On 27 June, the coalition published a series of follow-on proposals based around three key themes; together they make up our collaborative vision for improving patients’ experiences. After all, diagnosis is a process filled with anxiety and fear of the unknown, so it is important that people feel well supported and empowered throughout their journey.

Our vision

Theme 1: What can be done now? Making best use of existing provisions

  • Adjustments and adaptations to enable access – People facing health inequalities must not have an inferior diagnosis experience. Instead, it must be accessible and appropriate to the individual, in compliance with the Accessible Information Standard
  • Provide better support while waiting – unsurprisingly, the priority for many patients is to reduce waiting times for appointments
  • Listen to patients – there needs to be a shift in culture among healthcare professionals towards listening to, and believing, patients

Theme 2: Offer wrap around support for newly diagnosed patients

  • Better communication around diagnosis – improving the way that professionals communicate diagnoses, and continuity of care are key priorities
  • Make sure people have a plan – giving people a clear plan of what to expect is really important in reducing stress and enabling people to cope with their conditions better
  • Provide access to support groups – patients should routinely be referred to specialist organisations including peer support groups and patient organisations like the Urostomy Association

Theme 3: What needs to happen in the longer term?

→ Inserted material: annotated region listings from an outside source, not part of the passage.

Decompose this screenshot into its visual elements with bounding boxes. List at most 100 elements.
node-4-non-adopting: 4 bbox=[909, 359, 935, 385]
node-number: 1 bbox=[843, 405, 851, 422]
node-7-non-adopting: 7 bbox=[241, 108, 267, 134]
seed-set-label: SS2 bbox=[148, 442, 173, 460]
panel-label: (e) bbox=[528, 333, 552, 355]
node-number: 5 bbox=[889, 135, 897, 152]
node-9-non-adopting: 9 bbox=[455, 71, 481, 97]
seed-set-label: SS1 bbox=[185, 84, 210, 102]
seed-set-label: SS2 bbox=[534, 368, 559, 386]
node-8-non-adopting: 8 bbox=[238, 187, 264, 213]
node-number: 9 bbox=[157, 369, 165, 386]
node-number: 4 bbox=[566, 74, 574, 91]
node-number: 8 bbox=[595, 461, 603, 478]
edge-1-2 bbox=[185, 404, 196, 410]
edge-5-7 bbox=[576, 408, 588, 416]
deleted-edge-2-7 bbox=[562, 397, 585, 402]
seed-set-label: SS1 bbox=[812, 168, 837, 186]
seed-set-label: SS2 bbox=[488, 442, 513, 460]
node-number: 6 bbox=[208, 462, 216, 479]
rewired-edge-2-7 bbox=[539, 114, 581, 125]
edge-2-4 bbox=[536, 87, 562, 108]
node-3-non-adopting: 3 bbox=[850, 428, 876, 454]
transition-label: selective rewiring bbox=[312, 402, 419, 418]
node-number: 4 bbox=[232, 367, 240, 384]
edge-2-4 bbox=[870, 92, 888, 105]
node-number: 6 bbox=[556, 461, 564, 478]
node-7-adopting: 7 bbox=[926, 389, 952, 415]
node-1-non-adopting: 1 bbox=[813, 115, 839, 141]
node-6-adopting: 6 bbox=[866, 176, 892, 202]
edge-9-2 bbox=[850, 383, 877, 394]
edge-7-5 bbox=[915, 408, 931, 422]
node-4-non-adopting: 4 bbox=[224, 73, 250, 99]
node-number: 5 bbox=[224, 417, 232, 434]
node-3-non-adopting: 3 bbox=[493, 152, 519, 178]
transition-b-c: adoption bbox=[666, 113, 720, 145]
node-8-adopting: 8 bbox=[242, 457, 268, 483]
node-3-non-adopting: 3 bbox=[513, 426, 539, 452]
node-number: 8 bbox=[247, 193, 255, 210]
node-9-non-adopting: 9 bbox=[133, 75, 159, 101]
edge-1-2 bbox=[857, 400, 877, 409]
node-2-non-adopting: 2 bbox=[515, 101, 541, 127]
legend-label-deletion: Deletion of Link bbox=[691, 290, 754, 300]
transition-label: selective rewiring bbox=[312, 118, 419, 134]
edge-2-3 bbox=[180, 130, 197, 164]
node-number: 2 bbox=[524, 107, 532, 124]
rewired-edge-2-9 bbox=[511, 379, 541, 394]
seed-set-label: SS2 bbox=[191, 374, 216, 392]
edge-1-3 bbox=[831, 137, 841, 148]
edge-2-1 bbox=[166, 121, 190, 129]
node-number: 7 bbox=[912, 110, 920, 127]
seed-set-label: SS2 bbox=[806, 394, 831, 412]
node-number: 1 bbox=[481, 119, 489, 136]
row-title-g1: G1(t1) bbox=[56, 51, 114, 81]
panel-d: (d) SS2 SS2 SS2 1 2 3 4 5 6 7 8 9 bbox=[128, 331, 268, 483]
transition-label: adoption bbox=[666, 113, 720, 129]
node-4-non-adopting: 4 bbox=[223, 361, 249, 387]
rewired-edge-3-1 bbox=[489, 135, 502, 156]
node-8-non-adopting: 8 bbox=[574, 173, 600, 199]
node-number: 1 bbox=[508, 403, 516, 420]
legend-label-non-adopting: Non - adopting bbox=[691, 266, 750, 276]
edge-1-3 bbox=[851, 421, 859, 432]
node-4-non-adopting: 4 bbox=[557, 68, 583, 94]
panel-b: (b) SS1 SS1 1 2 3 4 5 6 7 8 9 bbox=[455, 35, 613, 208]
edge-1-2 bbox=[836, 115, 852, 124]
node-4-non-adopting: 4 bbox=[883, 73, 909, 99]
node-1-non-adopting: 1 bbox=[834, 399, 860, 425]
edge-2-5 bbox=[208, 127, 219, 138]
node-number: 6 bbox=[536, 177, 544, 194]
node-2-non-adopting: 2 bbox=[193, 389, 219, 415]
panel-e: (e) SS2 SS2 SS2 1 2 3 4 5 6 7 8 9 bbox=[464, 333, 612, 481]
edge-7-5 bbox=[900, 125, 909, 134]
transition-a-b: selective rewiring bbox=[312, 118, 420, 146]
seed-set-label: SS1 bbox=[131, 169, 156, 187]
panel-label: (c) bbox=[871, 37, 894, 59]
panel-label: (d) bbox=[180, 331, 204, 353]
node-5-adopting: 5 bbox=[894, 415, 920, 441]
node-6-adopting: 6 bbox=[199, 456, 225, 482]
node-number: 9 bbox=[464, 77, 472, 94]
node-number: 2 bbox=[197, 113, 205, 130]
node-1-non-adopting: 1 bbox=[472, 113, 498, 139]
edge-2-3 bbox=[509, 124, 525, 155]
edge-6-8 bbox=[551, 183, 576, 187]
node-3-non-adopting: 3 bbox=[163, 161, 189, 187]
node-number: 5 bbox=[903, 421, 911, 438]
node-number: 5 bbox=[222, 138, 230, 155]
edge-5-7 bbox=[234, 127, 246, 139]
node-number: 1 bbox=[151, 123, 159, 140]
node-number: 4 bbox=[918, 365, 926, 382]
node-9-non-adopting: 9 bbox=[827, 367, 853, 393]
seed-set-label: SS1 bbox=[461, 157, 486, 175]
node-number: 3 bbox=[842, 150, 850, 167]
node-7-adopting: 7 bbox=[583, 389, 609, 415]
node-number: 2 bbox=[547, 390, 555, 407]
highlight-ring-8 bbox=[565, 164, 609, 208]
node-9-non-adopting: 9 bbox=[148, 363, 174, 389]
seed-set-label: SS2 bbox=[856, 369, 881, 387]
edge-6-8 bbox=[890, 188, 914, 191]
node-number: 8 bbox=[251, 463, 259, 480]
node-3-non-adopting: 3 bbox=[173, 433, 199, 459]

  • Collect better data – agencies must be better at collecting data so a deeper understanding can be developed about the true depth and breadth of patients’ concerns, and to mitigate against health inequalities
  • Upskill, co-ordinate and increase the workforce – improving GP awareness, particularly of rarer conditions, is required and a more specialist workforce created to undertake diagnosis of less common health concerns
  • Embed health equality in all new innovations – innovations such as Community Diagnostic Centres, and the move into AI, must recognise the potential impact on health inequalities at their inception and have a clear plan to address them.

It is so important that health and social care leaders understand the real-life concerns of patients. We stand alongside other National Voices’ members in believing that these proposals would make a significant difference to people living with mental and physical health conditions and disability.